BitMEX Perpetual Contracts Success and Problems
It’s no secret that perpetual swaps are a massive hit. What continues to supplement that narrative is that BitMEX has experienced marked problems with its trading platform, of which they have addressed as so, and the popularity of perpetual swaps continues to grow anyways.
For context on just how strong of a growth benchmark the BitMEX Insurance Fund is, it is closely correlated, even almost mirrors, Bitcoin’s monetary supply.
The sheer volume of perpetual swaps on BitMEX has not come without its difficulties, however. For example, BitMEX is currently not adding more products until it fixes the endemic overload problem of its trading engine.
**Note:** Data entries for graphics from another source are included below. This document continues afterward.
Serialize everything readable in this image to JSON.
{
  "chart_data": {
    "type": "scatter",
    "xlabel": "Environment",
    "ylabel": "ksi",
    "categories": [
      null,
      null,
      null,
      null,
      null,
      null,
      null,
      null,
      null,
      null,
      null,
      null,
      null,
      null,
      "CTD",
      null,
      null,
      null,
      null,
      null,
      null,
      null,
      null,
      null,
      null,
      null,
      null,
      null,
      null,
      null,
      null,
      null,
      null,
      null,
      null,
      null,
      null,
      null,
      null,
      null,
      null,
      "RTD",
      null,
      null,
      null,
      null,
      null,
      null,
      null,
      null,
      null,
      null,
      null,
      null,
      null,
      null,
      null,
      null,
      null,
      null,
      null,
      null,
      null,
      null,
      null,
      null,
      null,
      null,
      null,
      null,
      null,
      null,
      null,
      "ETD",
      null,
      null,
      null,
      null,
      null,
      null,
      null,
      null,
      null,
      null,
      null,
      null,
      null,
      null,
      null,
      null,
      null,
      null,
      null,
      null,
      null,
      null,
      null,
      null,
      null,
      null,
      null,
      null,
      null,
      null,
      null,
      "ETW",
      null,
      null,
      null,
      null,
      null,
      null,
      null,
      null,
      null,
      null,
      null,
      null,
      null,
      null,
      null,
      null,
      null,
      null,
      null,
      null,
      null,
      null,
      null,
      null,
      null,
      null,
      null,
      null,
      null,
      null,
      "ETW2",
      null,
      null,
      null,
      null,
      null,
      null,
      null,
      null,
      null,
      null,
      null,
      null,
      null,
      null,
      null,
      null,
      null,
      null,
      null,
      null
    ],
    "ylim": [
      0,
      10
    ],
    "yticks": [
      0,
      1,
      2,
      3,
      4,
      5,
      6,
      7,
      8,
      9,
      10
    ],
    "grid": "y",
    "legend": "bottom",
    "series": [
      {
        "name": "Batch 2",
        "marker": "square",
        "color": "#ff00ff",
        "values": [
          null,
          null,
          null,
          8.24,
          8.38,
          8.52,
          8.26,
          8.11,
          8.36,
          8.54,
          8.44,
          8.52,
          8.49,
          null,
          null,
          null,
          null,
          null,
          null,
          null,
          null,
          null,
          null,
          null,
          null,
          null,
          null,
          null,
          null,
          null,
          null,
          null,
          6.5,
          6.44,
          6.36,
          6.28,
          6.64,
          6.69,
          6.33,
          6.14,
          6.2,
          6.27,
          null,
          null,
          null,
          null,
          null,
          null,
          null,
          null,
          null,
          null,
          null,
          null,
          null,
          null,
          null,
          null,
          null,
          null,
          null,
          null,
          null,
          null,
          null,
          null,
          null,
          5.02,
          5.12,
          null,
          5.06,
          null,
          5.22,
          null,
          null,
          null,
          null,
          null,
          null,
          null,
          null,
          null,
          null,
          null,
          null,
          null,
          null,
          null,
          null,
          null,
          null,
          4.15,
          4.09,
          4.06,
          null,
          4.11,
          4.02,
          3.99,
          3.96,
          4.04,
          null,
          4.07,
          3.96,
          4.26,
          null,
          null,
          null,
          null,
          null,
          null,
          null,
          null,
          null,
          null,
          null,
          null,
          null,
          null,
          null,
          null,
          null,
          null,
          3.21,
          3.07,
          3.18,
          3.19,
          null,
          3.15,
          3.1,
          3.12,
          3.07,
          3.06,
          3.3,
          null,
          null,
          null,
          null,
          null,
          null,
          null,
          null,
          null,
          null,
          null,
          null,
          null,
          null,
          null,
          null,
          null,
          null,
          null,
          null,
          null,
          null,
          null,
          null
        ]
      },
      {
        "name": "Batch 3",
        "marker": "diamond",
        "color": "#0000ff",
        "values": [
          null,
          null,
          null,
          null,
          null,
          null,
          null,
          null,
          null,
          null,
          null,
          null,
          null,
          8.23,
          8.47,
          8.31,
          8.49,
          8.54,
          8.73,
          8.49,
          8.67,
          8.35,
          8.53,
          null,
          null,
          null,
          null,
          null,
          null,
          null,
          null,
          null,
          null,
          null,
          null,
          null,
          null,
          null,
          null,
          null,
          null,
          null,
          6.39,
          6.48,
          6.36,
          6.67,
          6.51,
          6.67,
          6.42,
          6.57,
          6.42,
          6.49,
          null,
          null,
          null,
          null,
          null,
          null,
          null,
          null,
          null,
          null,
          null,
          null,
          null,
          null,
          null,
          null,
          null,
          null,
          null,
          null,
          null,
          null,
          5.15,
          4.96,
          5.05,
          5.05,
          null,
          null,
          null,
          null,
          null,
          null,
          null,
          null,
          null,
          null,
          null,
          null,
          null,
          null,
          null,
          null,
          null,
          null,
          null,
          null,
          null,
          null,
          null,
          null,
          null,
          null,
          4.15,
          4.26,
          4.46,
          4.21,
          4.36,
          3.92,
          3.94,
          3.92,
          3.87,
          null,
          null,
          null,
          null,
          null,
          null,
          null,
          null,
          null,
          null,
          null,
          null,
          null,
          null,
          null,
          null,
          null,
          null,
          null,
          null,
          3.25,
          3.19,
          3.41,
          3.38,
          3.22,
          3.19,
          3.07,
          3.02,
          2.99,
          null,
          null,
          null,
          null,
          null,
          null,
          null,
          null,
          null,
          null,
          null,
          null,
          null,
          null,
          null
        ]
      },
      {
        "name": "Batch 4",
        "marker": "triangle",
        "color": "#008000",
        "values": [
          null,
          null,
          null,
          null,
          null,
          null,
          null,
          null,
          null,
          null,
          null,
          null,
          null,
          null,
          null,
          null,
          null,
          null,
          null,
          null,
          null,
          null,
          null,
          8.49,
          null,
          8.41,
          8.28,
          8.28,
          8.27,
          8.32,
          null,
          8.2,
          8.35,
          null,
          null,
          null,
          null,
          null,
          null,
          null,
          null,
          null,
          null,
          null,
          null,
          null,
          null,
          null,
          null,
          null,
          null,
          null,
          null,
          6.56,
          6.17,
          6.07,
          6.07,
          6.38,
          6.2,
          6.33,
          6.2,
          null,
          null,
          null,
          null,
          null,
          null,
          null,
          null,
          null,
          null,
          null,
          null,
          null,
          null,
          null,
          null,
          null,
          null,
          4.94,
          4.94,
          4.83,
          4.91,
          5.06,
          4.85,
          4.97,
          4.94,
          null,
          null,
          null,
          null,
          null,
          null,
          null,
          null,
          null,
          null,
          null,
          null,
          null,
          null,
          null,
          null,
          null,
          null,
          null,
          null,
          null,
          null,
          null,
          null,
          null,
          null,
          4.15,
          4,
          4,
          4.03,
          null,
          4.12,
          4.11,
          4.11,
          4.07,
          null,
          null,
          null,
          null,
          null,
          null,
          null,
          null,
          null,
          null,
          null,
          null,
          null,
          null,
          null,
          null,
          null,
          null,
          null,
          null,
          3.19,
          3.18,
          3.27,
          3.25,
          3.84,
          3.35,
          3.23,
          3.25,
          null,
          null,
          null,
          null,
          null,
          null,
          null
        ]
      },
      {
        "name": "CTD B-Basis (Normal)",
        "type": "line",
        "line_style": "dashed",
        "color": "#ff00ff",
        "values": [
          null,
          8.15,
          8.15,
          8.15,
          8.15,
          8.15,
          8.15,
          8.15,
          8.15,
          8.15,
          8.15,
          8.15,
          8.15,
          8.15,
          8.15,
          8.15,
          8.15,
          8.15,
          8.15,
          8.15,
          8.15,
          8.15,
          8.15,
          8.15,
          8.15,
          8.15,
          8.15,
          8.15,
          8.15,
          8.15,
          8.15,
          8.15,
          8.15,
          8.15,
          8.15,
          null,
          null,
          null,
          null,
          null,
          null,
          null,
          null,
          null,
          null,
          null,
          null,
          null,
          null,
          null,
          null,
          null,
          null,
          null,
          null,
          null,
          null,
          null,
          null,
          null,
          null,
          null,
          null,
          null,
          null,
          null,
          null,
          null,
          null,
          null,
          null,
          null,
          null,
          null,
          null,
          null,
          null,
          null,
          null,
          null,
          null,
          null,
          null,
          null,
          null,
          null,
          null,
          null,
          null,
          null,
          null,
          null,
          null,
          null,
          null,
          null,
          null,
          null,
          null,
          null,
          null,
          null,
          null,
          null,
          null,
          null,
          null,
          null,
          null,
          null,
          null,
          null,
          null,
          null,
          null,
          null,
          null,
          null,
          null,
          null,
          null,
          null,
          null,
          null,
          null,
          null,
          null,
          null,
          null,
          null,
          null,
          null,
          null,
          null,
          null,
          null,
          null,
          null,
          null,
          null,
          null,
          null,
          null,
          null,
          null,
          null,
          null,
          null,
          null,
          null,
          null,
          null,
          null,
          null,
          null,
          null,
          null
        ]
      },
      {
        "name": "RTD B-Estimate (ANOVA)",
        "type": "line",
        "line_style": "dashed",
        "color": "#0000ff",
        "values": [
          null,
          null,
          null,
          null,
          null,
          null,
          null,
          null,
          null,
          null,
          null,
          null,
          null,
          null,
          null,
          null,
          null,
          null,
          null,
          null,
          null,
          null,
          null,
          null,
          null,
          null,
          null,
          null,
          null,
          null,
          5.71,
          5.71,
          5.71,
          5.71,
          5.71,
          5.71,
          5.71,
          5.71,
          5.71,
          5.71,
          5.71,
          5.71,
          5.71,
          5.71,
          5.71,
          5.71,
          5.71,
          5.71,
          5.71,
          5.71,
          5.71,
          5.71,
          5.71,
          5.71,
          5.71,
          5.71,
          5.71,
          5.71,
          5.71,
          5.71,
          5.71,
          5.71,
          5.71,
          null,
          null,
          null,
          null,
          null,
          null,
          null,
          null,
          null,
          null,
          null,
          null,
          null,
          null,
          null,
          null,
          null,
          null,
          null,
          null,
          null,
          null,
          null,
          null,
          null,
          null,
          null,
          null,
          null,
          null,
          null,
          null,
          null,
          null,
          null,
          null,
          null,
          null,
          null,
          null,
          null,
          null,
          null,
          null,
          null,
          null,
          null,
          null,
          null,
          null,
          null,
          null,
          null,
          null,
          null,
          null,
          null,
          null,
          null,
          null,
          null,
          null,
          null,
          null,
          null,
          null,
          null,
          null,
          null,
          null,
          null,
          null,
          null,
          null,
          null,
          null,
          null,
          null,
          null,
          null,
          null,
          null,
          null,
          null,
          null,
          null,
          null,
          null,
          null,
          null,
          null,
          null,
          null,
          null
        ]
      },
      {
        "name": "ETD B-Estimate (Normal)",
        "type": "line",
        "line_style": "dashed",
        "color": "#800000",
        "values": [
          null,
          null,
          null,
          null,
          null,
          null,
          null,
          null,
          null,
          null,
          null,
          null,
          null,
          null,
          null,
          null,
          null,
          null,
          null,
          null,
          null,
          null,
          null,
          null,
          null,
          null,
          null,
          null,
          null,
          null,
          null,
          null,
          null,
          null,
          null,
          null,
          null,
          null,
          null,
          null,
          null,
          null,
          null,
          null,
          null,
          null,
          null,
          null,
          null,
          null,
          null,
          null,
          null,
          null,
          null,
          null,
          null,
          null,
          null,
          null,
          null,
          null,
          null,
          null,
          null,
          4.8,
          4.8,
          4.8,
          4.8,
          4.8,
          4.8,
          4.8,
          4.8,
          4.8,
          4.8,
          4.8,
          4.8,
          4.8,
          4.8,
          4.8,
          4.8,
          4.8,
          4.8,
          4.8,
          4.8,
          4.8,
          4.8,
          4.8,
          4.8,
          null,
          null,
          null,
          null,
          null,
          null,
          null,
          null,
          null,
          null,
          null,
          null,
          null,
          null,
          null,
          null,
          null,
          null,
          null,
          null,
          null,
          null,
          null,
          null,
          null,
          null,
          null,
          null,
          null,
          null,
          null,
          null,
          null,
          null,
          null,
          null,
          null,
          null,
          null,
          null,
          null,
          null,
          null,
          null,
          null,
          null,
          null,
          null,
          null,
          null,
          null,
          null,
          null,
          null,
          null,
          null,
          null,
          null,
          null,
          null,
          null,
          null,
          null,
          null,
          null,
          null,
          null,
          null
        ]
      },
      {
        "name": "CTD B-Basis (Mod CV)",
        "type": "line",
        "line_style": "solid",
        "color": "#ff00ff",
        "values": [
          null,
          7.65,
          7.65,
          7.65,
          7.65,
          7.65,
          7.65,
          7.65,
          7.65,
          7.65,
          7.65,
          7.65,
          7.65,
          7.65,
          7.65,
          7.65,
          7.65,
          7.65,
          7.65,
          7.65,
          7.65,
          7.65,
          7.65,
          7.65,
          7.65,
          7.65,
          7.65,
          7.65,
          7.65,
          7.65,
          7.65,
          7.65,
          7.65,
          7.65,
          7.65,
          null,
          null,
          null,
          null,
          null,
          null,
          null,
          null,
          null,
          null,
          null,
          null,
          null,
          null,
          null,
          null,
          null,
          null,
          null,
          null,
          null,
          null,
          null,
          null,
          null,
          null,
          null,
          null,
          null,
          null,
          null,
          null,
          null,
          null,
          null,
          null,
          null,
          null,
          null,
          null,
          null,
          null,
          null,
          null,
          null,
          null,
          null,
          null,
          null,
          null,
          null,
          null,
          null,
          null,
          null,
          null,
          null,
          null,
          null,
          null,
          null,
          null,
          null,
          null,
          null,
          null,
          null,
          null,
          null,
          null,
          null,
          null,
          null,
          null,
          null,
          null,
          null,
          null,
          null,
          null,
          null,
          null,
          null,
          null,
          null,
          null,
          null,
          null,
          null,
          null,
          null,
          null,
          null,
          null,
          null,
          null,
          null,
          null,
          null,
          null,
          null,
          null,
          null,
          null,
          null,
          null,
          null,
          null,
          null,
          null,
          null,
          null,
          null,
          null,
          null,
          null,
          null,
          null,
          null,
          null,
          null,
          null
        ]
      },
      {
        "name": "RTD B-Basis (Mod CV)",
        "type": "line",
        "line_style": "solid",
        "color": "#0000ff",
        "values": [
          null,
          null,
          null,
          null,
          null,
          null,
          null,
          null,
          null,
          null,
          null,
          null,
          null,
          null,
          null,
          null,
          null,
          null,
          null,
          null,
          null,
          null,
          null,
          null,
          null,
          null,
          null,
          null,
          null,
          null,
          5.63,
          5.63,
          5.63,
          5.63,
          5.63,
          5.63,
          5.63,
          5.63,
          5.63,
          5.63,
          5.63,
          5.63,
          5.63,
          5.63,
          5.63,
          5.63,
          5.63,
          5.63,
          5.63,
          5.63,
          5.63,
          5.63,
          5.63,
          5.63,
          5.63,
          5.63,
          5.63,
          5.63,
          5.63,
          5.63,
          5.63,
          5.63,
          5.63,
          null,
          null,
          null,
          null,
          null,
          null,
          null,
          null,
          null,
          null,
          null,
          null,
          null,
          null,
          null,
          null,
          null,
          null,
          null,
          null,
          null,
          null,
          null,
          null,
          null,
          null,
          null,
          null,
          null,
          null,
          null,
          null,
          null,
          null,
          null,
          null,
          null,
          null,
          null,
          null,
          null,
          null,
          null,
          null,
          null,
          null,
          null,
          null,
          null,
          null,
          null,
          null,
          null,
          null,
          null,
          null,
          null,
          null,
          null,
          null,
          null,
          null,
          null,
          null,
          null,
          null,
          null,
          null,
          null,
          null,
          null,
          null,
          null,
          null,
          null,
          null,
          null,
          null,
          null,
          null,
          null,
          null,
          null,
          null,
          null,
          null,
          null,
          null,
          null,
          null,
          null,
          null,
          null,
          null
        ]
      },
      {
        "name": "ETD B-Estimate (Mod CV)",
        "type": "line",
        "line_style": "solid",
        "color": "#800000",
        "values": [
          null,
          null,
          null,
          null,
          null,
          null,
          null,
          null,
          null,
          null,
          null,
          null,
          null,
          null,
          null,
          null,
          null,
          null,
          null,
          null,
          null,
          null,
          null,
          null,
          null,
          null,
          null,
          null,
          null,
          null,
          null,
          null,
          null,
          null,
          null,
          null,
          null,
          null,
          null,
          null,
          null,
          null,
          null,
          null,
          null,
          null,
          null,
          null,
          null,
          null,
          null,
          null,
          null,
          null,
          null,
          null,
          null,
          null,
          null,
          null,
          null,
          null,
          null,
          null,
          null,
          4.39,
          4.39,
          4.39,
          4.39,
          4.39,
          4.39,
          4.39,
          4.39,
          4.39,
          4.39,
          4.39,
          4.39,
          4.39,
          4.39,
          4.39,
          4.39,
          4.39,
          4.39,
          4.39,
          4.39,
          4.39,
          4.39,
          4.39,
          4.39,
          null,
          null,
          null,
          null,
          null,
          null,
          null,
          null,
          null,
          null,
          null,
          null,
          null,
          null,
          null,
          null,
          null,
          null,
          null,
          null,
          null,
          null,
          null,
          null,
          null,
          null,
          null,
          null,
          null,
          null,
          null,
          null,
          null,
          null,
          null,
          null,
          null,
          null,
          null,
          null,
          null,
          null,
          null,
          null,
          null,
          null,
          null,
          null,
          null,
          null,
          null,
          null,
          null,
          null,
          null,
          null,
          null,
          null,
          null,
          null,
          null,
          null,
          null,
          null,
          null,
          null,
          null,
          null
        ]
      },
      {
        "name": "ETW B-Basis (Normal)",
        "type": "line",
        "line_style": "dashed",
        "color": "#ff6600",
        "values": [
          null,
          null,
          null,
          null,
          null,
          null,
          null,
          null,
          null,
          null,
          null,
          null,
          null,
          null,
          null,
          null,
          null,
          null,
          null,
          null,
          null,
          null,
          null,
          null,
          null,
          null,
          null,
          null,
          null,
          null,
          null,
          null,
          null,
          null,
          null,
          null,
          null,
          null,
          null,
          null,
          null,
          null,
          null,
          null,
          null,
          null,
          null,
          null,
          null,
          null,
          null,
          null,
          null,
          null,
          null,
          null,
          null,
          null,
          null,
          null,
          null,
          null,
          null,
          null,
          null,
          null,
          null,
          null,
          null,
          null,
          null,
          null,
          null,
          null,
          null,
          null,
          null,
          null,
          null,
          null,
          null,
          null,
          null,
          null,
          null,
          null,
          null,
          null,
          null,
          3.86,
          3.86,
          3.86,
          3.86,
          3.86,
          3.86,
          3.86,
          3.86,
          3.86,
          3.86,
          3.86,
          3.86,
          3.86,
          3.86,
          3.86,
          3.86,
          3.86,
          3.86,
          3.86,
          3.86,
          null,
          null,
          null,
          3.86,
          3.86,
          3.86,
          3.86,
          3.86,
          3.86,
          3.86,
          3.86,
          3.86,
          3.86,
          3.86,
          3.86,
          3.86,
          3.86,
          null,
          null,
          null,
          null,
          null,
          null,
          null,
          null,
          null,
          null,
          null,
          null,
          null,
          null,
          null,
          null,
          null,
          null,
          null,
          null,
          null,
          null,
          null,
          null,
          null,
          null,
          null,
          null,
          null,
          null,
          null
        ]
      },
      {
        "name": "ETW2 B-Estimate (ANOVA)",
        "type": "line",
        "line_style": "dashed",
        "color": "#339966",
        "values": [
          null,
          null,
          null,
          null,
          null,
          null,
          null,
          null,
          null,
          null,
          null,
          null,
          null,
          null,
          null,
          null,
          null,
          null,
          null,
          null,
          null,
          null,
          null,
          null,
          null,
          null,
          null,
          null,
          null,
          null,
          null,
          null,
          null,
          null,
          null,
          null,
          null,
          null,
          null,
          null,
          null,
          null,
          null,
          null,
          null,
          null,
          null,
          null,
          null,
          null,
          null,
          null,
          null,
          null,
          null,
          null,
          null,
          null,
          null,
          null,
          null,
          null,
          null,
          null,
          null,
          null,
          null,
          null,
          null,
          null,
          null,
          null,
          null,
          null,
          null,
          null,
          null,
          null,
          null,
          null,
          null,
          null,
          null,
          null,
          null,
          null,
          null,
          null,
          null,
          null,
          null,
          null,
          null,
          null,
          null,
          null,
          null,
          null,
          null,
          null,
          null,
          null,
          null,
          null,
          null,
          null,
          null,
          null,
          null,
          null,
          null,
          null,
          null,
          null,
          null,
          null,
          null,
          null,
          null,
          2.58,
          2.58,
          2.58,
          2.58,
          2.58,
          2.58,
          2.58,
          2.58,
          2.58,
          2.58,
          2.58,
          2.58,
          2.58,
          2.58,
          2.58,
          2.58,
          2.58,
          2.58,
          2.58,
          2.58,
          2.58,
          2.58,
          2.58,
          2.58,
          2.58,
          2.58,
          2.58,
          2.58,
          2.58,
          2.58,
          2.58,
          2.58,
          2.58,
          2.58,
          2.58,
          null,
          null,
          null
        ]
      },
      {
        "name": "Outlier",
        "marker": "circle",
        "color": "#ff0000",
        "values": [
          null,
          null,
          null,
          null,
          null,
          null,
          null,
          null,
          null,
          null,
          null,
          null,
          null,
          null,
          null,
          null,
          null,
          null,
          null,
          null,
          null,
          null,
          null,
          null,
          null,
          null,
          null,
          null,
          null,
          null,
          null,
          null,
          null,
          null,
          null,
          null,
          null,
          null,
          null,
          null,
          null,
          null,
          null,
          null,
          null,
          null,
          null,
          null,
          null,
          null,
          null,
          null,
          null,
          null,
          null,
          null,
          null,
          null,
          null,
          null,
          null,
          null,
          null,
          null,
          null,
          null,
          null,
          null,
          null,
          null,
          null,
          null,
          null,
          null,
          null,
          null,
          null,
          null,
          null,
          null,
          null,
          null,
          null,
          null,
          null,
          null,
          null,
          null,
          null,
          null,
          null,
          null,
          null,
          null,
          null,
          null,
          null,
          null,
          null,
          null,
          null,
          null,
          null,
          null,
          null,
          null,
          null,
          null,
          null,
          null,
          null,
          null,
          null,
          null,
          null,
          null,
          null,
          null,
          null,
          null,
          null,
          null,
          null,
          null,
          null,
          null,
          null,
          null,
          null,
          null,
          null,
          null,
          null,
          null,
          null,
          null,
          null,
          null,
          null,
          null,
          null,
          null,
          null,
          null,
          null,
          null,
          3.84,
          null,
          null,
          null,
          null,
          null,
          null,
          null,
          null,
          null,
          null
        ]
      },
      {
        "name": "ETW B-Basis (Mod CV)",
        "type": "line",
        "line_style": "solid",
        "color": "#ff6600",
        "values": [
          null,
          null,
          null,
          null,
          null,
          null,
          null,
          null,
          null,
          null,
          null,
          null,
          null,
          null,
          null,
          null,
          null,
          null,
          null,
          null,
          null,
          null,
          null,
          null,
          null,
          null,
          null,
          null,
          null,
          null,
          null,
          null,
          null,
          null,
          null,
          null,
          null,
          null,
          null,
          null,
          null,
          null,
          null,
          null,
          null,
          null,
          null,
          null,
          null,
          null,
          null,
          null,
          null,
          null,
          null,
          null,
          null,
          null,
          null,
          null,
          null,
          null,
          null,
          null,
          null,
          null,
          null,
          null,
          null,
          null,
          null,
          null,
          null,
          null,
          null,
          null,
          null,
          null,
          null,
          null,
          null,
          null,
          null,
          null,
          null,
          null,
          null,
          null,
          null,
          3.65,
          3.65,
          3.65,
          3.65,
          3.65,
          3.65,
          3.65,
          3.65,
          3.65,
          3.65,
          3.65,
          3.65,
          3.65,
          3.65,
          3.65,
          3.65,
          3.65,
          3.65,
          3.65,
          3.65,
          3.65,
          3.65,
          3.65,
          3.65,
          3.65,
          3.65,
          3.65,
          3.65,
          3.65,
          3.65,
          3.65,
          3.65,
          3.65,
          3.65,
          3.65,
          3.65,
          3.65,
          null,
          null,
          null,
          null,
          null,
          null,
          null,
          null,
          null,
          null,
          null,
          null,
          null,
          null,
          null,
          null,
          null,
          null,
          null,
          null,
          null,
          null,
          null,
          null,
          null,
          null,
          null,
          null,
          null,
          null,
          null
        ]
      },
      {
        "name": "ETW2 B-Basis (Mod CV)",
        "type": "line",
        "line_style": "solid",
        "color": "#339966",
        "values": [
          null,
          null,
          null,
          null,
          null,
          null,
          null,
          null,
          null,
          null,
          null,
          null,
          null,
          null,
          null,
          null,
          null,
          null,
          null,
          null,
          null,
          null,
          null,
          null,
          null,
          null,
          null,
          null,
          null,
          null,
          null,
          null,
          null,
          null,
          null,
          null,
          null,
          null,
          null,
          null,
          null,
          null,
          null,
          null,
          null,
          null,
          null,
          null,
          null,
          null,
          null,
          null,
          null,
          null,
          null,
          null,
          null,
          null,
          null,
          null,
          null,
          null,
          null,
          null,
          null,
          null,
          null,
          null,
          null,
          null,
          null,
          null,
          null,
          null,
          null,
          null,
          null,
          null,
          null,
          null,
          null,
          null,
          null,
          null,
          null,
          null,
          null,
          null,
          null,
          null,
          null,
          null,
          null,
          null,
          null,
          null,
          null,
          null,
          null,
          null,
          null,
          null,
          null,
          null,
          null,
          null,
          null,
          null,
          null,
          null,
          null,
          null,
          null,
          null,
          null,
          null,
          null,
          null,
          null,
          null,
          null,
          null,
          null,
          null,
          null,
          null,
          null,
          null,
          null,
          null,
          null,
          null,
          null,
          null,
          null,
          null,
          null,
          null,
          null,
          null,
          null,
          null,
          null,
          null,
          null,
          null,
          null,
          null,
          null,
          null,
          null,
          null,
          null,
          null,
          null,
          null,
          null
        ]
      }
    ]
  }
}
BitMEX announced that it is overhauling its trading infrastructure to fix the problem, which has caused daily complaints by traders of delays and order failures during times of trading congestion. Some institutional traders have mentioned that during heavy congestion, the trading platform is entirely unusable.
Such delays can lead to missed opportunities and losses on behalf of traders, with some moving over to BitMEX competitors, like Deribit, in recent months because of the problems. However, BitMEX’s liquidity dominance keeps it well-positioned as the undisputed leader in Bitcoin derivatives products.
In other news, BitMEX only recently added Kraken to the BitMEX Index following an instance of market manipulation on BitStamp, which saw ripple effects across the market and $250 million of long positions on BitMEX liquidated. BitStamp is investigating the incident, and BitMEX added Kraken to bolster its price index and reduce its reliance on BitStamp and Coinbase Pro.
As institutional money increasingly seems poised to enter the cryptocurrency markets over the rest of 2019, look for Bitcoin derivatives products to expand and mature. Diar’s report shed a spotlight on how futures contracts are surging already, and perpetual swaps are the definitive champ in the Bitcoin derivatives race right now.
Perpetual swaps represent an intriguing method for no expiry futures contracts directly in Bitcoin, and their growing popularity among several exchanges shows their staying power in the broader market.